Upaya Delegitimasi KPU Dan Cara Curang Untuk Menggagalkan Hasil Pemilu?
Oleh : Catur Sastranegara )*
Upaya generalisasi atas kasus-kasus kecurangan, serta derasnya kampanye protes dan penolakan hasil pemilu adalah upaya delegitimasi lembaga penyelenggara. Selain itu, merupakan sikap tendensius yang bertentangan dengan demokrasi dengan tidak mempercayai KPU sebagai lembaga yang kredibel.
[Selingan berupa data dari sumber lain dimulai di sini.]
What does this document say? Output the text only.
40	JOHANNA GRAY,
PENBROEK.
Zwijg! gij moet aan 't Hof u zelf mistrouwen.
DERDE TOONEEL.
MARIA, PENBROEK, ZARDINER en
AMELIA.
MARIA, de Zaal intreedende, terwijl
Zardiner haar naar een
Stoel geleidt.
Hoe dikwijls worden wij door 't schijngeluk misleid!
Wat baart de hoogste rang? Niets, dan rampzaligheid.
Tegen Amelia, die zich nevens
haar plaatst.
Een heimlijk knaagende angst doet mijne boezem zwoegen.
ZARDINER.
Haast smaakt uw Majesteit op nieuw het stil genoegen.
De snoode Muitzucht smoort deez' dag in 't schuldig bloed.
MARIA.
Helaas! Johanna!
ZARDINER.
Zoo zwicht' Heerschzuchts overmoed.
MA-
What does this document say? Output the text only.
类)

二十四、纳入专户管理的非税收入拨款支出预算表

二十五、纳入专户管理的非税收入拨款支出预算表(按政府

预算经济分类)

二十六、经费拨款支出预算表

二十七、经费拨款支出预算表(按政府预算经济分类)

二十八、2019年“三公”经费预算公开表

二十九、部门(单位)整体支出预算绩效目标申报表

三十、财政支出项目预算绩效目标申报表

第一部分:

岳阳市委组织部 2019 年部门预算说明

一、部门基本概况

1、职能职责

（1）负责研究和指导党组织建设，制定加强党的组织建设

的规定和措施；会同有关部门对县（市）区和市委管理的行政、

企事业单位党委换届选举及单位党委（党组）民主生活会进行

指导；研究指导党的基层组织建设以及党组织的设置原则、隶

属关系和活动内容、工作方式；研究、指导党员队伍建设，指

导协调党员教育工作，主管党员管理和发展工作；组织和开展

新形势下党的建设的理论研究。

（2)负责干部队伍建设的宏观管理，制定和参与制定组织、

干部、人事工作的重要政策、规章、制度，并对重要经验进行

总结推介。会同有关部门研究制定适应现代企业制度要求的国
Terkait polemik hasil sementara perolehan suara terutama untuk paslon 01 yang mendapatkan perolehan suara signifikan di atas sang penantang, tentu publik dapat menyaksikan publikasi secara langsung melalui media-media kridebel, karena selama real count berlangsung KPU telah melakukan secara terbuka bahkan dapat diakses oleh siapa pun lewat laman resminya pemilu2019.kpu.go.id. Artinya, KPU sudah berada di jalan yang benar dengan melaksanakan proses secara terbuka, tetapi masih saja muncul tuduhan negatif yang sesungguhnya upaya dari pihak-pihak tertentu yang tidak lain bertujuan untuk mendelegitimasi hasil perhitungan resmi KPU, sehingga diharapkan KPU kehilangan kepercayaan dari publik (public trust). Padahal KPU sudah maksimal dalam menghadirkan proses pemilu yang jurdil dan terbuka serta transparan. Karena itu, semua pihak seharusnya menghargai proses yang sedang berlangsung tersebut.
Kini saya coba analisa keterkaitan pemilu Kongo 2018 dengan upaya deligitimasi KPU. Kalau di Pemilu Kongo gudang logistik KPU dibakar sebelum Pemilu dilaksanakan, antara oposisi dan Pemerintah saling menyalahkan, sementara di Indonesia gudang logistik KPU terbakar pasca pencoblosan, sementara penghitungan suara KPU belum selesai. Belum diketahui apa yang menyebabkan gudang KPU di Sumatera Barat terbakar, apakah ada yang membakar atau karena sesuatu dan yang lain hal. Ini adalah juga yang akan menyebabkan kekisruhan terhadap hasil Pemilu.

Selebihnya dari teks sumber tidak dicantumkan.